A half dozen relevant congressional offices I contacted declined to respond, mostly on the grounds that the subject is “too sensitive.”
Is It Legal?
Most experts say that the use of “truth serums” would violate Executive Order No. 12333, “United States Intelligence Activities,” signed by President Ronald Reagan in 1981, which prohibits “research on human subjects except in accordance with guidelines issued by the Department of Health and Human Services.”
Other guidance is provided by Army Field Manual 34-52, which includes in the definition of coercion “drugs that may induce lasting and permanent mental alteration and damage.”
But to former CIA operative Melissa Boyle Mahle, President Bush left truth serums on the table in a “signing statement” that he attached to his ratification of last year’s anti-torture legislation (PL 109-148).
“In essence, Bush is saying in the signing statement that as commander-in-chief, he reserves the right to waive the law’s restrictions in the name of protecting national security,” Mahle blogged.

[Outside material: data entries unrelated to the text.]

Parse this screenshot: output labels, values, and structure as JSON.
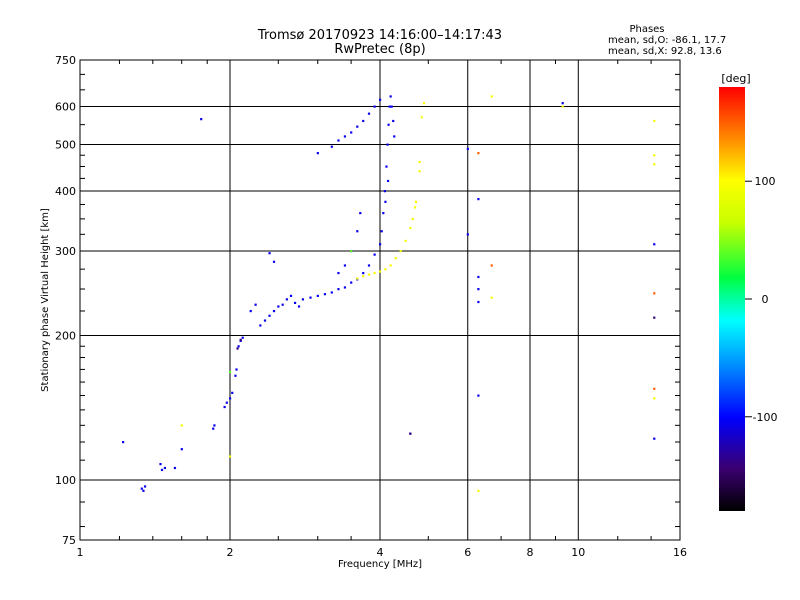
{
  "chart_data": {
    "type": "scatter",
    "title": "Tromsø 20170923 14:16:00–14:17:43",
    "subtitle": "RwPretec (8p)",
    "phase_info": {
      "title": "Phases",
      "line1": "mean, sd,O: -86.1, 17.7",
      "line2": "mean, sd,X:  92.8, 13.6"
    },
    "xlabel": "Frequency [MHz]",
    "ylabel": "Stationary phase Virtual Height [km]",
    "xscale": "log",
    "yscale": "log",
    "xlim": [
      1,
      16
    ],
    "ylim": [
      75,
      750
    ],
    "xticks": [
      1,
      2,
      4,
      6,
      8,
      10,
      16
    ],
    "xtick_labels": [
      "1",
      "2",
      "4",
      "6",
      "8",
      "10",
      "16"
    ],
    "yticks": [
      75,
      100,
      200,
      300,
      400,
      500,
      600,
      750
    ],
    "ytick_labels": [
      "75",
      "100",
      "200",
      "300",
      "400",
      "500",
      "600",
      "750"
    ],
    "grid": true,
    "colorbar": {
      "label": "[deg]",
      "range": [
        -180,
        180
      ],
      "ticks": [
        100,
        0,
        -100
      ],
      "tick_labels": [
        "100",
        "0",
        "-100"
      ]
    },
    "series": [
      {
        "mode": "O",
        "phase": -105,
        "points": [
          [
            1.22,
            120
          ],
          [
            1.33,
            96
          ],
          [
            1.34,
            95
          ],
          [
            1.35,
            97
          ],
          [
            1.45,
            108
          ],
          [
            1.46,
            105
          ],
          [
            1.48,
            106
          ],
          [
            1.55,
            106
          ],
          [
            1.6,
            116
          ],
          [
            1.85,
            128
          ],
          [
            1.86,
            130
          ],
          [
            1.95,
            142
          ],
          [
            1.97,
            145
          ],
          [
            2.0,
            148
          ],
          [
            2.02,
            152
          ],
          [
            2.05,
            165
          ],
          [
            2.06,
            170
          ],
          [
            2.08,
            190
          ],
          [
            2.1,
            195
          ],
          [
            2.12,
            198
          ],
          [
            2.2,
            225
          ],
          [
            2.25,
            232
          ],
          [
            2.3,
            210
          ],
          [
            2.35,
            215
          ],
          [
            2.4,
            220
          ],
          [
            2.45,
            225
          ],
          [
            2.5,
            230
          ],
          [
            2.55,
            232
          ],
          [
            2.6,
            238
          ],
          [
            2.65,
            242
          ],
          [
            2.7,
            234
          ],
          [
            2.75,
            230
          ],
          [
            2.8,
            238
          ],
          [
            2.9,
            240
          ],
          [
            3.0,
            242
          ],
          [
            3.1,
            244
          ],
          [
            3.2,
            246
          ],
          [
            3.3,
            250
          ],
          [
            3.4,
            252
          ],
          [
            3.5,
            258
          ],
          [
            3.6,
            262
          ],
          [
            3.7,
            270
          ],
          [
            3.8,
            280
          ],
          [
            3.9,
            295
          ],
          [
            4.0,
            310
          ],
          [
            4.03,
            330
          ],
          [
            4.06,
            360
          ],
          [
            4.09,
            400
          ],
          [
            4.12,
            450
          ],
          [
            4.14,
            500
          ],
          [
            4.16,
            550
          ],
          [
            4.18,
            600
          ],
          [
            4.2,
            630
          ],
          [
            4.22,
            600
          ],
          [
            4.25,
            560
          ],
          [
            4.27,
            520
          ],
          [
            4.1,
            380
          ],
          [
            4.15,
            420
          ],
          [
            3.3,
            270
          ],
          [
            3.4,
            280
          ],
          [
            3.5,
            300
          ],
          [
            3.6,
            330
          ],
          [
            3.65,
            360
          ],
          [
            3.0,
            480
          ],
          [
            3.2,
            495
          ],
          [
            3.3,
            510
          ],
          [
            3.4,
            520
          ],
          [
            3.5,
            530
          ],
          [
            3.6,
            545
          ],
          [
            3.7,
            560
          ],
          [
            3.8,
            580
          ],
          [
            3.9,
            600
          ],
          [
            4.0,
            620
          ],
          [
            1.75,
            565
          ],
          [
            2.4,
            297
          ],
          [
            2.45,
            285
          ],
          [
            4.6,
            125
          ],
          [
            6.0,
            325
          ],
          [
            6.0,
            490
          ],
          [
            6.3,
            385
          ],
          [
            6.3,
            265
          ],
          [
            6.3,
            250
          ],
          [
            6.3,
            235
          ],
          [
            6.3,
            150
          ],
          [
            9.3,
            610
          ],
          [
            14.2,
            310
          ],
          [
            14.2,
            122
          ]
        ]
      },
      {
        "mode": "X",
        "phase": 95,
        "points": [
          [
            3.6,
            263
          ],
          [
            3.7,
            266
          ],
          [
            3.8,
            268
          ],
          [
            3.9,
            270
          ],
          [
            4.0,
            272
          ],
          [
            4.1,
            275
          ],
          [
            4.2,
            280
          ],
          [
            4.3,
            290
          ],
          [
            4.4,
            300
          ],
          [
            4.5,
            315
          ],
          [
            4.6,
            335
          ],
          [
            4.65,
            350
          ],
          [
            4.7,
            370
          ],
          [
            4.72,
            380
          ],
          [
            4.8,
            440
          ],
          [
            4.8,
            460
          ],
          [
            4.85,
            570
          ],
          [
            4.9,
            610
          ],
          [
            1.6,
            130
          ],
          [
            2.0,
            112
          ],
          [
            6.3,
            95
          ],
          [
            6.7,
            630
          ],
          [
            6.7,
            240
          ],
          [
            9.3,
            600
          ],
          [
            14.2,
            560
          ],
          [
            14.2,
            455
          ],
          [
            14.2,
            475
          ],
          [
            14.2,
            148
          ]
        ]
      },
      {
        "mode": "other",
        "phase": 40,
        "points": [
          [
            2.0,
            168
          ],
          [
            3.5,
            300
          ]
        ]
      },
      {
        "mode": "other",
        "phase": 150,
        "points": [
          [
            6.3,
            480
          ],
          [
            6.7,
            280
          ],
          [
            14.2,
            245
          ],
          [
            14.2,
            155
          ]
        ]
      },
      {
        "mode": "other",
        "phase": -140,
        "points": [
          [
            2.07,
            188
          ],
          [
            2.1,
            196
          ],
          [
            4.6,
            125
          ],
          [
            14.2,
            218
          ]
        ]
      }
    ]
  }
}
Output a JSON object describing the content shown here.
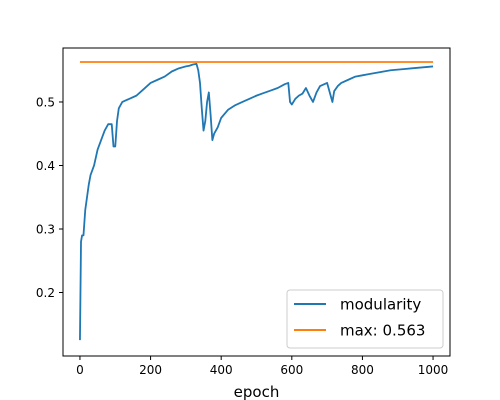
{
  "chart_data": {
    "type": "line",
    "title": "",
    "xlabel": "epoch",
    "ylabel": "",
    "xlim": [
      -48,
      1048
    ],
    "ylim": [
      0.1,
      0.585
    ],
    "xticks": [
      0,
      200,
      400,
      600,
      800,
      1000
    ],
    "yticks": [
      0.2,
      0.3,
      0.4,
      0.5
    ],
    "grid": false,
    "legend_position": "lower-right",
    "series": [
      {
        "name": "modularity",
        "color": "#1f77b4",
        "x": [
          0,
          3,
          6,
          10,
          15,
          20,
          25,
          30,
          40,
          50,
          60,
          70,
          80,
          90,
          95,
          100,
          105,
          110,
          120,
          140,
          160,
          180,
          200,
          220,
          240,
          260,
          280,
          300,
          310,
          320,
          330,
          335,
          340,
          345,
          350,
          355,
          360,
          365,
          370,
          375,
          380,
          390,
          400,
          420,
          440,
          460,
          480,
          500,
          520,
          540,
          560,
          580,
          590,
          595,
          600,
          610,
          620,
          630,
          640,
          650,
          660,
          670,
          680,
          700,
          710,
          715,
          720,
          730,
          740,
          760,
          780,
          800,
          820,
          840,
          860,
          880,
          900,
          920,
          940,
          960,
          980,
          1000
        ],
        "values": [
          0.125,
          0.28,
          0.29,
          0.29,
          0.33,
          0.35,
          0.37,
          0.385,
          0.4,
          0.425,
          0.44,
          0.455,
          0.465,
          0.465,
          0.43,
          0.43,
          0.47,
          0.49,
          0.5,
          0.505,
          0.51,
          0.52,
          0.53,
          0.535,
          0.54,
          0.548,
          0.553,
          0.556,
          0.557,
          0.559,
          0.56,
          0.55,
          0.53,
          0.49,
          0.455,
          0.47,
          0.5,
          0.515,
          0.48,
          0.44,
          0.45,
          0.46,
          0.475,
          0.488,
          0.495,
          0.5,
          0.505,
          0.51,
          0.514,
          0.518,
          0.522,
          0.528,
          0.53,
          0.5,
          0.496,
          0.505,
          0.51,
          0.513,
          0.522,
          0.51,
          0.5,
          0.515,
          0.525,
          0.53,
          0.51,
          0.5,
          0.517,
          0.525,
          0.53,
          0.535,
          0.54,
          0.542,
          0.544,
          0.546,
          0.548,
          0.55,
          0.551,
          0.552,
          0.553,
          0.554,
          0.555,
          0.556
        ]
      },
      {
        "name": "max: 0.563",
        "color": "#ff7f0e",
        "x": [
          0,
          1000
        ],
        "values": [
          0.563,
          0.563
        ]
      }
    ]
  }
}
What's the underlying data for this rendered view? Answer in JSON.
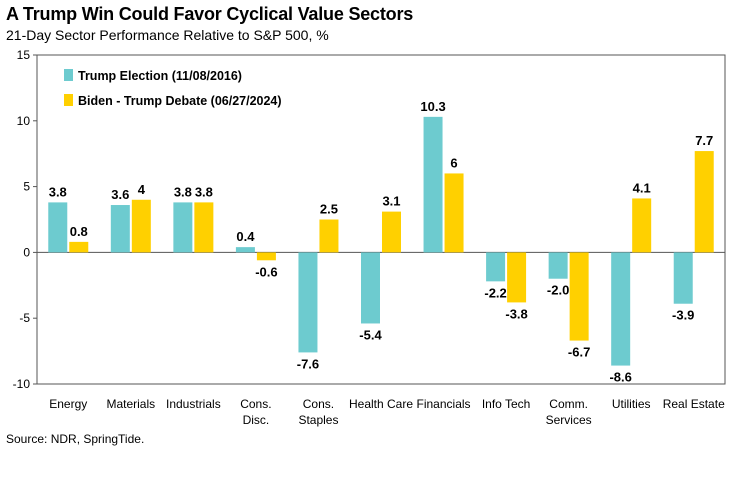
{
  "title": "A Trump Win Could Favor Cyclical Value Sectors",
  "subtitle": "21-Day Sector Performance Relative to S&P 500, %",
  "source": "Source: NDR, SpringTide.",
  "chart_data": {
    "type": "bar",
    "categories": [
      [
        "Energy"
      ],
      [
        "Materials"
      ],
      [
        "Industrials"
      ],
      [
        "Cons.",
        "Disc."
      ],
      [
        "Cons.",
        "Staples"
      ],
      [
        "Health Care"
      ],
      [
        "Financials"
      ],
      [
        "Info Tech"
      ],
      [
        "Comm.",
        "Services"
      ],
      [
        "Utilities"
      ],
      [
        "Real Estate"
      ]
    ],
    "series": [
      {
        "name": "Trump Election (11/08/2016)",
        "color": "#6DCBCF",
        "values": [
          3.8,
          3.6,
          3.8,
          0.4,
          -7.6,
          -5.4,
          10.3,
          -2.2,
          -2.0,
          -8.6,
          -3.9
        ],
        "labels": [
          "3.8",
          "3.6",
          "3.8",
          "0.4",
          "-7.6",
          "-5.4",
          "10.3",
          "-2.2",
          "-2.0",
          "-8.6",
          "-3.9"
        ]
      },
      {
        "name": "Biden - Trump Debate (06/27/2024)",
        "color": "#FFD000",
        "values": [
          0.8,
          4,
          3.8,
          -0.6,
          2.5,
          3.1,
          6,
          -3.8,
          -6.7,
          4.1,
          7.7
        ],
        "labels": [
          "0.8",
          "4",
          "3.8",
          "-0.6",
          "2.5",
          "3.1",
          "6",
          "-3.8",
          "-6.7",
          "4.1",
          "7.7"
        ]
      }
    ],
    "ylim": [
      -10,
      15
    ],
    "yticks": [
      "-10",
      "-5",
      "0",
      "5",
      "10",
      "15"
    ],
    "grid": false,
    "legend": "top-left"
  }
}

Or, “when it comes to war, the president is above the law and can authorize the CIA to act above the law.”
Daniel J. Gallington, a ranking national security official in past Democratic and Republican administrations, says he thinks that’s good.
“While we are prohibited from conducting ‘medical experiments’ on a detainee, the reality is we can consider nearly anything else so long as we get the appropriate level of approval to do it,” says Gallington, deputy counsel for intelligence policy at the Justice Department in the 1990s.
And the “appropriate level” in the event of a Jack Bauer-type ticking nuclear bomb scenario, Gallington told me, “might be at the highest levels of elected government, perhaps with appropriate congressional notification or consultation.”
“It would be both ‘legal’ and morally justifiable under the circumstances,” he argues.
Sources and Methods
“Confusion continues about the permissibility of various interrogation techniques, even after the enactment of the Detainee Treatment Act of 2005,” said the conference report [109-359] accompanying the fiscal 2006 Defense Appropriations bill (PL 109-148).
Officials sympathetic to the CIA’s rationale for refusing to confirm or deny the use of truth serums argue that doing so would reveal the spy agency’s “sources and methods.”
In contrast, counterterrorism officials have defended the use of water boarding, stress positions, sexual humiliation and other controversial methods used on detainees.
Padilla’s lawyers argued in court last week that the interrogation methods used on him — including “truth serums” — have rendered him “immobilized by anxiety” and mentally incompetent to stand trial.
The government ridicules the idea.
But the truth on the truth serum may finally emerge this week. Over government objections, U.S. District Judge Marcia Cooke summoned prison officials to appear at a Feb. 28 hearing on Padilla’s treatment.
“These are the people from his time in the brig who would know that,” the judge told the prosecutors. “What’s the problem?”